TSX-32 is a discontinued general purpose 32-bit multi-user multitasking operating system for the x86 architecture platform, with a command line user interface. It is compatible with some 16-bit DOS applications and supports the FAT16 and FAT32 file systems. It was developed by S&H Computer Systems, and has been available since 1989.

DEC-oriented columnist Kevin G. Barkes noted that TSX-32 is "not a port of the PDP-11 TSX-Plus" and that it runs
well on 386, 486 and Pentium-based systems. He reported a limitation: since it supports the MS-DOS FAT file system, filenames are 8.3.

==TSX-Plus==
An earlier non-DEC operating system, also from S&H, was named TSX-Plus. Released in 1980, TSX-Plus was the successor to TSX, released in 1976.

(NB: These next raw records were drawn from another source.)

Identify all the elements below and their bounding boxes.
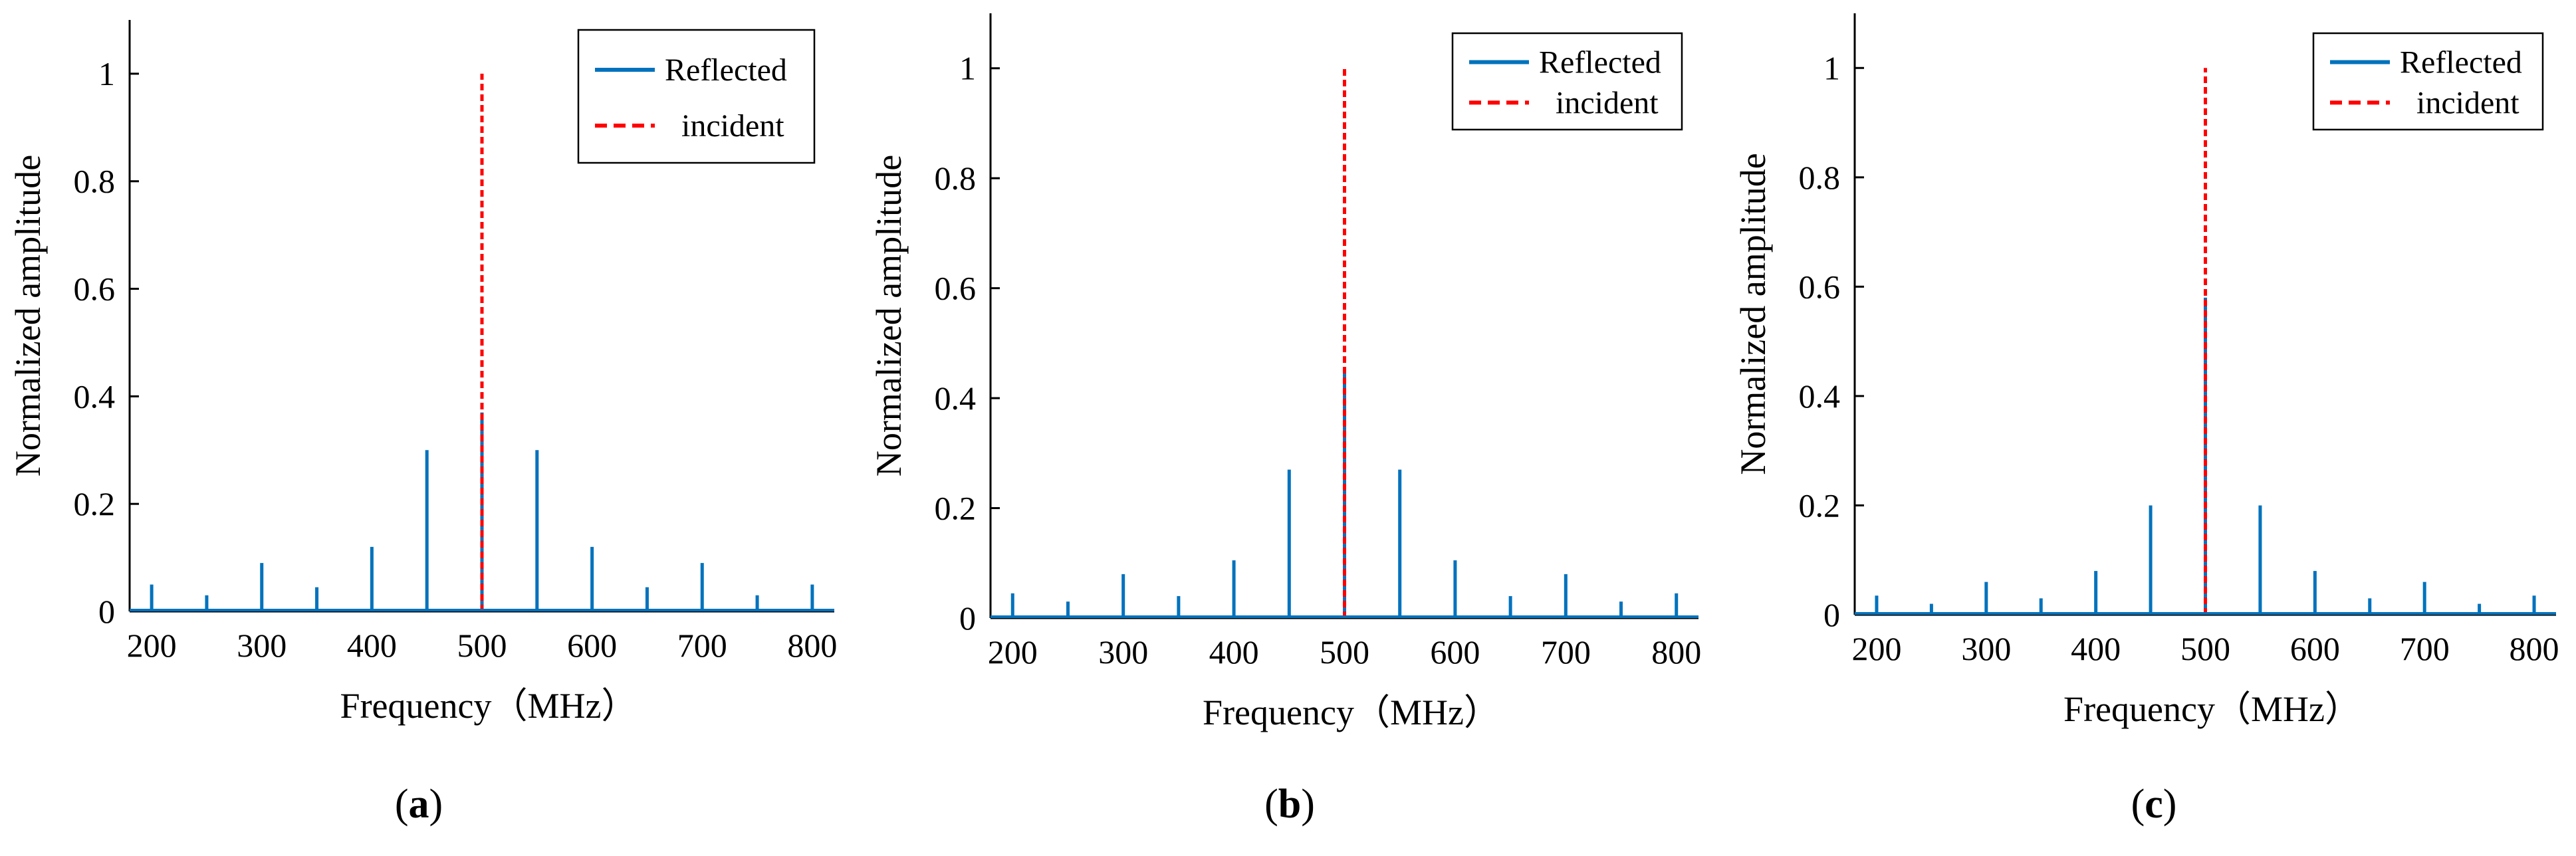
legend-incident-label: incident [2416,85,2519,120]
legend-reflected-label: Reflected [1539,45,1661,80]
x-tick-label: 600 [1430,633,1480,671]
y-axis-title: Normalized amplitude [869,155,909,477]
y-tick-label: 0.8 [935,160,977,197]
legend: Reflected incident [1451,32,1683,131]
chart-panel-b: 0 0.2 0.4 0.6 0.8 1 200 300 400 500 600 700 800 Norma… [869,13,1701,827]
y-tick-label: 0.6 [74,270,116,308]
y-tick-label: 0.6 [1799,268,1841,305]
y-axis-title: Normalized amplitude [1733,153,1773,475]
y-tick-label: 0.4 [1799,377,1841,415]
x-tick-label: 800 [1651,633,1701,671]
y-tick-label: 0.8 [74,163,116,200]
legend: Reflected incident [2312,32,2544,131]
x-tick-label: 400 [347,627,397,664]
y-tick-label: 0.8 [1799,159,1841,196]
x-tick-label: 800 [2510,630,2559,667]
legend-reflected-label: Reflected [665,53,787,88]
y-tick-label: 0.4 [935,379,977,417]
x-tick-label: 400 [1209,633,1259,671]
x-tick-label: 200 [127,627,177,664]
x-tick-label: 300 [237,627,287,664]
x-tick-label: 300 [1961,630,2011,667]
x-tick-label: 600 [2290,630,2340,667]
y-tick-label: 0.2 [74,485,116,522]
y-tick-label: 0.4 [74,377,116,415]
x-tick-label: 700 [1541,633,1591,671]
legend-incident-label: incident [681,108,784,144]
x-tick-label: 400 [2071,630,2121,667]
y-tick-label: 0 [959,599,976,637]
legend-box [1451,32,1683,131]
y-tick-label: 0.2 [935,490,977,527]
chart-panel-a: 0 0.2 0.4 0.6 0.8 1 200 300 400 500 600 700 800 Norma… [8,20,837,827]
x-tick-label: 500 [2180,630,2230,667]
y-tick-label: 0.6 [935,270,977,307]
y-tick-label: 1 [959,50,976,87]
chart-panel-c: 0 0.2 0.4 0.6 0.8 1 200 300 400 500 600 700 800 Norma… [1733,13,2559,827]
y-tick-label: 0.2 [1799,486,1841,524]
panel-label: (c) [2131,782,2177,827]
y-tick-label: 1 [98,55,115,92]
y-tick-label: 1 [1823,49,1840,86]
legend-box [577,29,816,164]
y-tick-label: 0 [98,593,115,630]
x-tick-label: 600 [567,627,617,664]
x-tick-label: 700 [677,627,727,664]
legend-incident-label: incident [1556,85,1659,120]
x-tick-label: 200 [1851,630,1901,667]
legend: Reflected incident [577,29,816,164]
x-axis-title: Frequency（MHz） [340,686,638,726]
x-tick-label: 500 [457,627,507,664]
x-tick-label: 700 [2400,630,2450,667]
legend-reflected-label: Reflected [2400,45,2522,80]
y-tick-label: 0 [1823,596,1840,633]
x-tick-label: 300 [1098,633,1148,671]
x-axis-title: Frequency（MHz） [1203,693,1500,732]
x-axis-title: Frequency（MHz） [2063,689,2361,729]
x-tick-label: 800 [787,627,837,664]
x-tick-label: 500 [1320,633,1369,671]
y-axis-title: Normalized amplitude [8,155,48,477]
panel-label: (a) [395,782,443,827]
x-tick-label: 200 [988,633,1038,671]
panel-label: (b) [1264,782,1315,827]
legend-box [2312,32,2544,131]
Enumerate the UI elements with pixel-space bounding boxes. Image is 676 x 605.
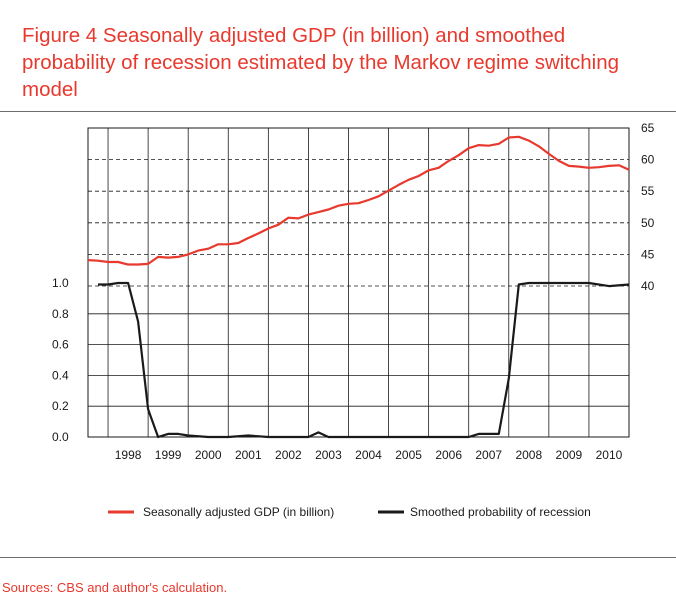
chart-title: Figure 4 Seasonally adjusted GDP (in bil… [22, 24, 620, 101]
x-tick-label: 1998 [115, 448, 142, 462]
left-tick-label: 1.0 [52, 276, 69, 290]
legend: Seasonally adjusted GDP (in billion) Smoo… [108, 505, 591, 519]
grid [87, 127, 630, 438]
series-layer [87, 135, 630, 439]
legend-label-probability: Smoothed probability of recession [410, 505, 591, 519]
right-tick-label: 50 [641, 216, 655, 230]
legend-label-gdp: Seasonally adjusted GDP (in billion) [143, 505, 334, 519]
left-tick-label: 0.6 [52, 338, 69, 352]
left-tick-label: 0.8 [52, 307, 69, 321]
gdp-series-line [87, 135, 630, 266]
x-tick-label: 2010 [596, 448, 623, 462]
x-axis: 1998 1999 2000 2001 2002 2003 2004 2005 2006 2007… [115, 448, 623, 462]
right-axis: 40 45 50 55 60 65 [641, 121, 655, 293]
recession-probability-line [98, 281, 630, 439]
x-tick-label: 2007 [475, 448, 502, 462]
x-tick-label: 1999 [155, 448, 182, 462]
right-tick-label: 60 [641, 153, 655, 167]
x-tick-label: 2008 [515, 448, 542, 462]
right-tick-label: 45 [641, 247, 655, 261]
x-tick-label: 2003 [315, 448, 342, 462]
x-tick-label: 2005 [395, 448, 422, 462]
source-note: Sources: CBS and author's calculation. [2, 580, 228, 595]
right-tick-label: 55 [641, 184, 655, 198]
chart-canvas: 0.0 0.2 0.4 0.6 0.8 1.0 40 45 50 55 60 65 1998 1999… [52, 121, 655, 519]
top-divider [0, 111, 676, 112]
right-tick-label: 65 [641, 121, 655, 135]
right-tick-label: 40 [641, 279, 655, 293]
left-tick-label: 0.0 [52, 430, 69, 444]
left-tick-label: 0.2 [52, 399, 69, 413]
left-axis: 0.0 0.2 0.4 0.6 0.8 1.0 [52, 276, 69, 444]
bottom-divider [0, 557, 676, 558]
x-tick-label: 2001 [235, 448, 262, 462]
x-tick-label: 2000 [195, 448, 222, 462]
left-tick-label: 0.4 [52, 368, 69, 382]
x-tick-label: 2006 [435, 448, 462, 462]
x-tick-label: 2009 [556, 448, 583, 462]
x-tick-label: 2004 [355, 448, 382, 462]
x-tick-label: 2002 [275, 448, 302, 462]
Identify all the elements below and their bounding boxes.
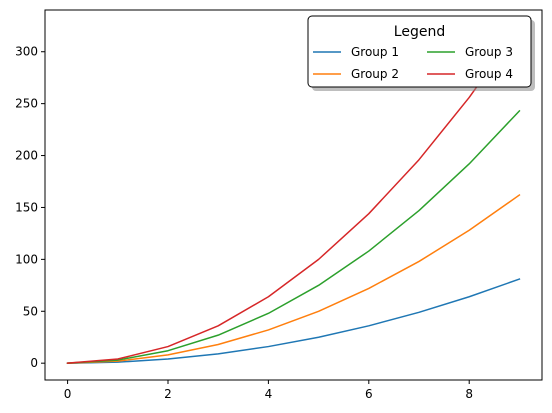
legend-label-1: Group 1 xyxy=(351,45,399,59)
legend: Legend Group 1 Group 2 Group 3 Group 4 xyxy=(307,15,535,91)
y-tick-label-5: 250 xyxy=(15,97,38,111)
x-tick-label-0: 0 xyxy=(64,387,72,401)
y-tick-label-0: 0 xyxy=(30,356,38,370)
legend-label-3: Group 3 xyxy=(465,45,513,59)
y-tick-label-4: 200 xyxy=(15,149,38,163)
legend-label-2: Group 2 xyxy=(351,67,399,81)
legend-label-4: Group 4 xyxy=(465,67,513,81)
series-line-2 xyxy=(66,193,521,364)
x-tick-label-4: 8 xyxy=(465,387,473,401)
y-axis: 0 50 100 150 200 250 300 xyxy=(15,45,45,370)
x-axis: 0 2 4 6 8 xyxy=(64,380,473,401)
y-tick-label-2: 100 xyxy=(15,252,38,266)
x-tick-label-2: 4 xyxy=(265,387,273,401)
x-tick-label-3: 6 xyxy=(365,387,373,401)
series-line-4 xyxy=(66,25,521,364)
y-tick-label-3: 150 xyxy=(15,200,38,214)
y-tick-label-6: 300 xyxy=(15,45,38,59)
plot-frame xyxy=(44,9,543,381)
legend-items: Group 1 Group 2 Group 3 Group 4 xyxy=(313,45,513,81)
y-tick-label-1: 50 xyxy=(23,304,38,318)
legend-box xyxy=(307,15,532,88)
series-line-1 xyxy=(66,278,521,364)
series-layer xyxy=(66,25,521,364)
x-tick-label-1: 2 xyxy=(164,387,172,401)
legend-title: Legend xyxy=(394,24,445,40)
series-line-3 xyxy=(66,109,521,364)
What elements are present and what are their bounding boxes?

The strength of TSX-Plus is to simultaneously provide to multiple users the services of DEC's single-user RT-11. Depending on which PDP-11 model and the amount of memory, the system could support a minimum of 12 users (14-18 users on a 2 MB 11/73, depending on workload). A productivity feature called "virtual lines" "allows a single user to control several tasks from a single terminal."

==History==
S&H wrote the original TSX because "Spending $25K on a computer that could only support one user bugged" (founder Harry Sanders); the outcome was the initial four-user TSX in 1976.

For TSX-32, they said in an interview, "We started with a clean sheet of paper" rather than starting with a "port."

===VAX===
The company's product line was ported/expanded for the VAX line.